As we now know, it was Churchill who was responsible for the failure to respond. One of the more fascinating what-ifs of the war relates to how things might have worked out, had he decided differently.

The essay on Kim Philby that Trevor-Roper wrote decades later is in part a denunciation of MI6 – and a key argument is that 'secret intelligence' is 'the continuation of open intelligence by other means.'

Obviously looking back both at the failures of MI6 and at those of German wartime intelligence, Trevor-Roper wrote of how:

'A report is graded as credible because a particular spy has been graded as ''reliable'' by his employers, whereas credibility really depends not on the person but on the report: on its demonstrated coherence its known or knowable context.'

As you point out, certain 'secret intelligence' can only be assessed with the assistance of other 'secret intelligence.' However, it seems to me that your most recent piece is a virtuoso demonstration of how to assess what purports to be explosive 'secret intelligence' by a meticulous setting of what is claimed in the context of 'open intelligence'.

The implications are, I think, interestingly double-edged. Those who do not have a very extensive understanding of how other societies work are liable to find out that they think they are 'puppet masters', while they may in fact be 'puppets'.

But then, speaking as someone whose trade was as a generalist television current affairs producer, one often does not actually need detailed knowledge of a subject to be able to work out who has such knowledge and who does not.

Long before I came across the 1996 'Clean Break' paper, I knew that Richard Perle was a borderline imbecile. But any competent current affairs researcher could have ascertained that within a few hours.

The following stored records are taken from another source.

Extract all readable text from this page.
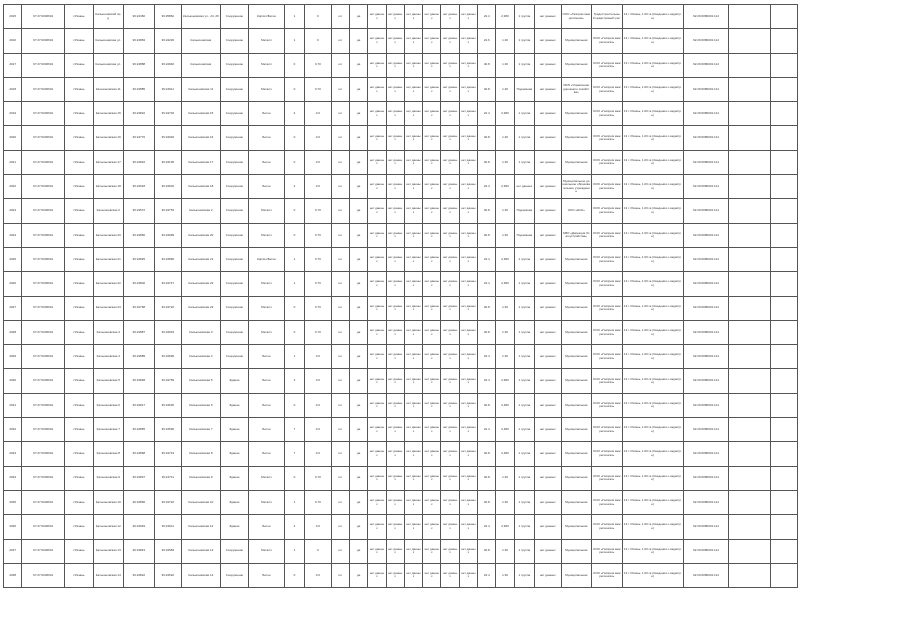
2015	67:27:0030601	г.Рязань	Кальконовский пр-д	36:24460	36:25862	Кальконовская ул., 24, 26	Сооружение	Кирпич/Бетон	1	0	шт	да	нет данных	нет данных	нет данных	нет данных	нет данных	нет данных	22.4	2,960	1 группа	нет данных	ООО «Газпром межрегионгаз»	Градостроительный кадастровый учет	13 г. Рязань, 1.00 га (Сведения о кадастре)	62:29:0080001:114		
2016	67:27:0030601	г.Рязань	Кальконовская ул.	36:24884	36:24230	Кальконовская	Сооружение	Металл	1	0	шт	да	нет данных	нет данных	нет данных	нет данных	нет данных	нет данных	24.6	1.30	1 группа	нет данных	Муниципальная	ООО «Газпром межрегионгаз»	13 г. Рязань, 1.00 га (Сведения о кадастре)	62:29:0080001:114		
2017	67:27:0030601	г.Рязань	Кальконовская ул.	36:24888	36:24940	Кальконовская	Сооружение	Металл	0	0.70	шт	да	нет данных	нет данных	нет данных	нет данных	нет данных	нет данных	40.8	1.30	1 группа	нет данных	Муниципальная	ООО «Газпром межрегионгаз»	13 г. Рязань, 1.00 га (Сведения о кадастре)	62:29:0080001:114		
2018	67:27:0030601	г.Рязань	Кальконовская 11	36:24885	36:24911	Кальконовская 11	Сооружение	Металл	0	0.70	шт	да	нет данных	нет данных	нет данных	нет данных	нет данных	нет данных	40.8	1.30	Подземная	нет данных	МКП «Управление дорожного хозяйства»	ООО «Газпром межрегионгаз»	13 г. Рязань, 1.00 га (Сведения о кадастре)	62:29:0080001:114		
2019	67:27:0030601	г.Рязань	Кальконовская 15	36:24822	36:24702	Кальконовская 15	Сооружение	Бетон	4	0.0	шт	да	нет данных	нет данных	нет данных	нет данных	нет данных	нет данных	22.4	2,960	1 группа	нет данных	Муниципальная	ООО «Газпром межрегионгаз»	13 г. Рязань, 1.00 га (Сведения о кадастре)	62:29:0080001:114		
2020	67:27:0030601	г.Рязань	Кальконовская 16	36:24770	36:24920	Кальконовская 16	Сооружение	Бетон	0	0.0	шт	да	нет данных	нет данных	нет данных	нет данных	нет данных	нет данных	40.8	1.30	1 группа	нет данных	Муниципальная	ООО «Газпром межрегионгаз»	13 г. Рязань, 1.00 га (Сведения о кадастре)	62:29:0080001:114		
2021	67:27:0030601	г.Рязань	Кальконовская 17	36:24816	36:24195	Кальконовская 17	Сооружение	Бетон	0	0.0	шт	да	нет данных	нет данных	нет данных	нет данных	нет данных	нет данных	40.8	1.30	1 группа	нет данных	Муниципальная	ООО «Газпром межрегионгаз»	13 г. Рязань, 1.00 га (Сведения о кадастре)	62:29:0080001:114		
2022	67:27:0030601	г.Рязань	Кальконовская 18	36:24918	36:24602	Кальконовская 18	Сооружение	Бетон	4	0.0	шт	да	нет данных	нет данных	нет данных	нет данных	нет данных	нет данных	22.4	2,960	нет данных	нет данных	Муниципальное дошкольное образовательное учреждение	ООО «Газпром межрегионгаз»	13 г. Рязань, 1.00 га (Сведения о кадастре)	62:29:0080001:114		
2023	67:27:0030601	г.Рязань	Кальконовская 2	36:24572	36:24753	Кальконовская 2	Сооружение	Металл	0	0.70	шт	да	нет данных	нет данных	нет данных	нет данных	нет данных	нет данных	40.8	1.30	Подземная	нет данных	ООО «ЕСК»	ООО «Газпром межрегионгаз»	13 г. Рязань, 1.00 га (Сведения о кадастре)	62:29:0080001:114		
2024	67:27:0030601	г.Рязань	Кальконовская 20	36:24860	36:24999	Кальконовская 20	Сооружение	Металл	0	0.70	шт	да	нет данных	нет данных	нет данных	нет данных	нет данных	нет данных	40.8	1.30	Подземная	нет данных	МБУ «Дирекция благоустройства»	ООО «Газпром межрегионгаз»	13 г. Рязань, 1.00 га (Сведения о кадастре)	62:29:0080001:114		
2025	67:27:0030601	г.Рязань	Кальконовская 21	36:24825	36:24890	Кальконовская 21	Сооружение	Кирпич/Бетон	1	0.70	шт	да	нет данных	нет данных	нет данных	нет данных	нет данных	нет данных	22.4	2,960	1 группа	нет данных	Муниципальная	ООО «Газпром межрегионгаз»	13 г. Рязань, 1.00 га (Сведения о кадастре)	62:29:0080001:114		
2026	67:27:0030601	г.Рязань	Кальконовская 22	36:24802	36:24747	Кальконовская 22	Сооружение	Металл	1	0.70	шт	да	нет данных	нет данных	нет данных	нет данных	нет данных	нет данных	22.4	2,960	1 группа	нет данных	Муниципальная	ООО «Газпром межрегионгаз»	13 г. Рязань, 1.00 га (Сведения о кадастре)	62:29:0080001:114		
2027	67:27:0030601	г.Рязань	Кальконовская 23	36:24768	36:24722	Кальконовская 23	Сооружение	Металл	0	0.70	шт	да	нет данных	нет данных	нет данных	нет данных	нет данных	нет данных	40.8	1.30	1 группа	нет данных	Муниципальная	ООО «Газпром межрегионгаз»	13 г. Рязань, 1.00 га (Сведения о кадастре)	62:29:0080001:114		
2028	67:27:0030601	г.Рязань	Кальконовская 3	36:24887	36:24933	Кальконовская 3	Сооружение	Металл	0	0.70	шт	да	нет данных	нет данных	нет данных	нет данных	нет данных	нет данных	40.8	1.30	1 группа	нет данных	Муниципальная	ООО «Газпром межрегионгаз»	13 г. Рязань, 1.00 га (Сведения о кадастре)	62:29:0080001:114		
2029	67:27:0030601	г.Рязань	Кальконовская 4	36:24889	36:24695	Кальконовская 4	Сооружение	Бетон	1	0.0	шт	да	нет данных	нет данных	нет данных	нет данных	нет данных	нет данных	22.4	1.30	1 группа	нет данных	Муниципальная	ООО «Газпром межрегионгаз»	13 г. Рязань, 1.00 га (Сведения о кадастре)	62:29:0080001:114		
2030	67:27:0030601	г.Рязань	Кальконовская 5	36:24848	36:24759	Кальконовская 5	Здание	Бетон	4	0.0	шт	да	нет данных	нет данных	нет данных	нет данных	нет данных	нет данных	22.4	2,960	1 группа	нет данных	Муниципальная	ООО «Газпром межрегионгаз»	13 г. Рязань, 1.00 га (Сведения о кадастре)	62:29:0080001:114		
2031	67:27:0030601	г.Рязань	Кальконовская 6	36:24817	36:24636	Кальконовская 6	Здание	Бетон	0	0.0	шт	да	нет данных	нет данных	нет данных	нет данных	нет данных	нет данных	40.8	2,960	1 группа	нет данных	Муниципальная	ООО «Газпром межрегионгаз»	13 г. Рязань, 1.00 га (Сведения о кадастре)	62:29:0080001:114		
2032	67:27:0030601	г.Рязань	Кальконовская 7	36:24865	36:24590	Кальконовская 7	Здание	Бетон	7	0.0	шт	да	нет данных	нет данных	нет данных	нет данных	нет данных	нет данных	22.4	2,960	1 группа	нет данных	Муниципальная	ООО «Газпром межрегионгаз»	13 г. Рязань, 1.00 га (Сведения о кадастре)	62:29:0080001:114		
2033	67:27:0030601	г.Рязань	Кальконовская 8	36:24868	36:24743	Кальконовская 8	Здание	Бетон	7	0.0	шт	да	нет данных	нет данных	нет данных	нет данных	нет данных	нет данных	40.8	2,960	1 группа	нет данных	Муниципальная	ООО «Газпром межрегионгаз»	13 г. Рязань, 1.00 га (Сведения о кадастре)	62:29:0080001:114		
2034	67:27:0030601	г.Рязань	Кальконовская 9	36:24837	36:24711	Кальконовская 9	Здание	Металл	0	0.70	шт	да	нет данных	нет данных	нет данных	нет данных	нет данных	нет данных	40.8	1.30	1 группа	нет данных	Муниципальная	ООО «Газпром межрегионгаз»	13 г. Рязань, 1.00 га (Сведения о кадастре)	62:29:0080001:114		
2035	67:27:0030601	г.Рязань	Кальконовская 10	36:24866	36:24722	Кальконовская 10	Здание	Металл	1	0.70	шт	да	нет данных	нет данных	нет данных	нет данных	нет данных	нет данных	40.8	1.30	1 группа	нет данных	Муниципальная	ООО «Газпром межрегионгаз»	13 г. Рязань, 1.00 га (Сведения о кадастре)	62:29:0080001:114		
2036	67:27:0030601	г.Рязань	Кальконовская 12	36:24949	36:24611	Кальконовская 12	Здание	Бетон	4	0.0	шт	да	нет данных	нет данных	нет данных	нет данных	нет данных	нет данных	22.4	2,960	1 группа	нет данных	Муниципальная	ООО «Газпром межрегионгаз»	13 г. Рязань, 1.00 га (Сведения о кадастре)	62:29:0080001:114		
2037	67:27:0030601	г.Рязань	Кальконовская 13	36:24843	36:24583	Кальконовская 13	Сооружение	Металл	1	0	шт	да	нет данных	нет данных	нет данных	нет данных	нет данных	нет данных	40.8	1.30	1 группа	нет данных	Муниципальная	ООО «Газпром межрегионгаз»	13 г. Рязань, 1.00 га (Сведения о кадастре)	62:29:0080001:114		
2038	67:27:0030601	г.Рязань	Кальконовская 14	36:24822	36:24522	Кальконовская 14	Сооружение	Бетон	0	0.0	шт	да	нет данных	нет данных	нет данных	нет данных	нет данных	нет данных	22.4	1.30	1 группа	нет данных	Муниципальная	ООО «Газпром межрегионгаз»	13 г. Рязань, 1.00 га (Сведения о кадастре)	62:29:0080001:114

All I would have needed to do was to find a few competent Middle East scholars, and read over to them the now notorious lines from the paper:

'Were the Hashemites to control Iraq, they could use their influence over Najf to help Israel wean the south Lebanese Shia away from Hizballah, Iran, and Syria. Shia retain strong ties to the Hashemites: the Shia venerate foremost the Prophet’s family, the direct descendants of which—and in whose veins the blood of the Prophet flows – is King Hussein.'

Starting from a position of near complete ignorance, it would have been a few days work, at the most, to discover that these people thought they were 'puppet masters', and were likely to end up as 'puppets'.